A decisão ficou mais estratégica.
Empresas que relatam apenas por obrigação se separam das que conduzem o relatório como sistema de gestão. Deixar de publicar um relatório específico não blinda nenhuma empresa contra a realidade climática. Os mecanismos de mercado e os riscos práticos continuam ativos:
▶️Riscos físicos e de transição persistem comprometendo desde a integridade dos ativos até variáveis como Capex, Opex, seguros e custo de capital.
▶️O ecossistema de crédito (bancos e investidores) mantém a avaliação de fatores de sustentabilidade como premissa para a tomada de decisão.
▶️O mercado acionário continua usando a maturidade em ESG como métrica para julgar a eficiência da liderança.
▶️Firmas de auditoria seguem cobrando o lastro real e a consistência empírica das informações divulgadas.
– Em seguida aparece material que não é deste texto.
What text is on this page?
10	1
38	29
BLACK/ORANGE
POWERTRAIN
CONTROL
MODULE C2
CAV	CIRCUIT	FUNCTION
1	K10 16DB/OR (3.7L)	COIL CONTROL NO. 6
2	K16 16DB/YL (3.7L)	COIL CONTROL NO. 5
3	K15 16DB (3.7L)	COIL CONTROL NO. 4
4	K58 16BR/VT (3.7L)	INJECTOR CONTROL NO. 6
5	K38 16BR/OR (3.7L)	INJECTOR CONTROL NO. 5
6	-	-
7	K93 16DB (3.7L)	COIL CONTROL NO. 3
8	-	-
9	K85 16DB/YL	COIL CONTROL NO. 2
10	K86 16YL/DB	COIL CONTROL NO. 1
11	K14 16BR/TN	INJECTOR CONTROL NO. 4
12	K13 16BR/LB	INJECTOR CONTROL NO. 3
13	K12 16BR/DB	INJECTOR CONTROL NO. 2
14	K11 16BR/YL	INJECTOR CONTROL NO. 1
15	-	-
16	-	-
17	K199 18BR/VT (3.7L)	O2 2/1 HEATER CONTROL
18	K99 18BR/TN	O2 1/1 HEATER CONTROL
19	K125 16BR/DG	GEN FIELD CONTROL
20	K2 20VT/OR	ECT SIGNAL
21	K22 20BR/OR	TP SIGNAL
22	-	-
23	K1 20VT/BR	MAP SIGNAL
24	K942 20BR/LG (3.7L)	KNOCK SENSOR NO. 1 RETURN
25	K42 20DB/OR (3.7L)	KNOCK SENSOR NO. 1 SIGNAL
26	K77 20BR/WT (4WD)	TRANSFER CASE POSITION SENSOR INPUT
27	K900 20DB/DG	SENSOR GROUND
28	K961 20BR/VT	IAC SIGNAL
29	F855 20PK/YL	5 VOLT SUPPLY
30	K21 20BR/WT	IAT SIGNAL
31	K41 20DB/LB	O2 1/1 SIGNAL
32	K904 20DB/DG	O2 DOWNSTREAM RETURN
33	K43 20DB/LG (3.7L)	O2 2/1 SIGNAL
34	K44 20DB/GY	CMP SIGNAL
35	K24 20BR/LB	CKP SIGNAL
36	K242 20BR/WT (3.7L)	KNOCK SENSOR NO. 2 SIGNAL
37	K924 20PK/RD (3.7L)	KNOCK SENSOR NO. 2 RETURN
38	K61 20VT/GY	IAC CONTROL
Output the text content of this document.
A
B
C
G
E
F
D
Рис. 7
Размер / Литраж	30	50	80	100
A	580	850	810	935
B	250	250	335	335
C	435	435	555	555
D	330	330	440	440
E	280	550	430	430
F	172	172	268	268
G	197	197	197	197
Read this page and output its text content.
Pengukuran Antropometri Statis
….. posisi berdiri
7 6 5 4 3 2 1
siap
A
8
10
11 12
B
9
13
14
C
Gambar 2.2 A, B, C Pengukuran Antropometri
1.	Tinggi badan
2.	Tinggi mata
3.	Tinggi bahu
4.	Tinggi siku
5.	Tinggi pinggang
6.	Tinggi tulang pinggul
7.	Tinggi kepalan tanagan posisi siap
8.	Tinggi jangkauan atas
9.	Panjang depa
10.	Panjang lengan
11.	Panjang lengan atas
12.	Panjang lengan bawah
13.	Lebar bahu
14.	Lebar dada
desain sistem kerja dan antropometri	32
▶️A CVM não deixa de monitorar o Formulário de Referência como o principal canal de transparência e governança corporativa.
Qual caminho seguir?
Olhar apenas para as exigências regulatórias de hoje pode ser um fator limitante para crescimento; o verdadeiro valor do relato está em antecipar as tendências do mercado.
A evolução normativa é o caminho mais seguro para gerar valor a longo prazo. Empresas que já começaram a relatar, estão na frente. Quem ainda não reportou, ainda há tempo para se preparar.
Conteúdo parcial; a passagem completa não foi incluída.